Who was Timothy
This epistle was written to Timothy, whose father was a Greek and whose mother, Eunice, and grandmother, Lois, were pious Jewesses. Timothy apparently was converted under the ministry of the Apostle Paul as Paul ministered at Lystra, Timothy’s hometown, during Paul’s first missionary journey, A.D. 45–48. When Paul, during his second missionary journey, A.D. 50–53, passed through Lystra, he, after hearing testimonies of Timothy’s rapid growth in the Lord, asked Timothy to join his missionary group, which Timothy did after Paul had circumcised him and together with the elders of the Lystran church, had ordained him to the ministry. From this time forward, Timothy was an almost-constant associate and travel companion of Paul. He advanced rapidly from being Paul’s valet to being Paul’s associate, to being Paul’s trouble shooter, to being Paul’s apostolic delegate, to being Paul’s successor (in the Roman province of Asia).
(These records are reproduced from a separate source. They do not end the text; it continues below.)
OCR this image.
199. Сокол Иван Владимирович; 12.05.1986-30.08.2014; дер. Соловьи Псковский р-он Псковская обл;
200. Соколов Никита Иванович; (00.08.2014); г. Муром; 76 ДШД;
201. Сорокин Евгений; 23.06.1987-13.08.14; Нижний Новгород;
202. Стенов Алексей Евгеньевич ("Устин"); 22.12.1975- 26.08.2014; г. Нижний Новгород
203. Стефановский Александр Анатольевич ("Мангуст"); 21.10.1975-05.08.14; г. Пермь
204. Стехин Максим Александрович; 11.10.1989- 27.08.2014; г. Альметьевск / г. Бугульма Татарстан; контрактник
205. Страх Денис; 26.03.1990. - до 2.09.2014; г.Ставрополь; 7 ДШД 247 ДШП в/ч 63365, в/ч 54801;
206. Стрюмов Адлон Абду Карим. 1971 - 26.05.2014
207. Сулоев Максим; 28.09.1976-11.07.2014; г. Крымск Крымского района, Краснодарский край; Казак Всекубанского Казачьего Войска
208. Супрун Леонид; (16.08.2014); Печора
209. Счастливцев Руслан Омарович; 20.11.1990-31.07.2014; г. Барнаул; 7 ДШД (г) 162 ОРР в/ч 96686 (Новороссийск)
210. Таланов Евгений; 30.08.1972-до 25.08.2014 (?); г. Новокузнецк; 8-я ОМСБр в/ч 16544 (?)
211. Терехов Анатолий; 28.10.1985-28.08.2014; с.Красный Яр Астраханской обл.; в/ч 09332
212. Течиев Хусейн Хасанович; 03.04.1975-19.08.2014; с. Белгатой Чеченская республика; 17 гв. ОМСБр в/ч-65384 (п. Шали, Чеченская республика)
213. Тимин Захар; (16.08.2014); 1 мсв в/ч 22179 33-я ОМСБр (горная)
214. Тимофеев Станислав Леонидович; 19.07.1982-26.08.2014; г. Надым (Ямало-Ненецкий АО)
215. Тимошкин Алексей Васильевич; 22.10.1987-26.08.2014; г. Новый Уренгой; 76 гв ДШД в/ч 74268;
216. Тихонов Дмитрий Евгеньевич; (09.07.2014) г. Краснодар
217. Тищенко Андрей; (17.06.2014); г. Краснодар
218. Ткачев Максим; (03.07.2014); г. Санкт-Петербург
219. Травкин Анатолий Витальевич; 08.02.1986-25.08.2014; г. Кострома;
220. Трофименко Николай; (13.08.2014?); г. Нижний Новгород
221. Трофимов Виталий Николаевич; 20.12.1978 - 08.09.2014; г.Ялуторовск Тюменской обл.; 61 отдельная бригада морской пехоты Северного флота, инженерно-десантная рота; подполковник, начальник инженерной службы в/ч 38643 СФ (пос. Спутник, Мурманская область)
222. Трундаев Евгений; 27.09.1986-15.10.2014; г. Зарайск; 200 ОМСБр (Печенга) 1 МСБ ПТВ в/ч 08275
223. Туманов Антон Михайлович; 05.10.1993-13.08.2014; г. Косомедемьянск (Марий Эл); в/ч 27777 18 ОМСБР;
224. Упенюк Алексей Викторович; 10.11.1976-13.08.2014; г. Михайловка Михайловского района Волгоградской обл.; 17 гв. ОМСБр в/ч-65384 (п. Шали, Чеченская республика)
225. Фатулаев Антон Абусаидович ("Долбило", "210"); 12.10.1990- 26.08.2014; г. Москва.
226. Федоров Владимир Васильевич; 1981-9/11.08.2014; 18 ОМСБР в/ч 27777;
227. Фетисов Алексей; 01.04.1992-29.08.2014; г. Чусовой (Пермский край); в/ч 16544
He is the associate writer of six of Paul’s epistles and the addressee of two of them.
Timothy is frequently mentioned in the Scriptures until Paul’s death, A.D. 67, but after Paul’s death, the Scriptures make only one reference to him, Heb. 13:23.
Tradition informs us that Timothy was martyred at Ephesus and was buried on a hill overlooking Ephesus.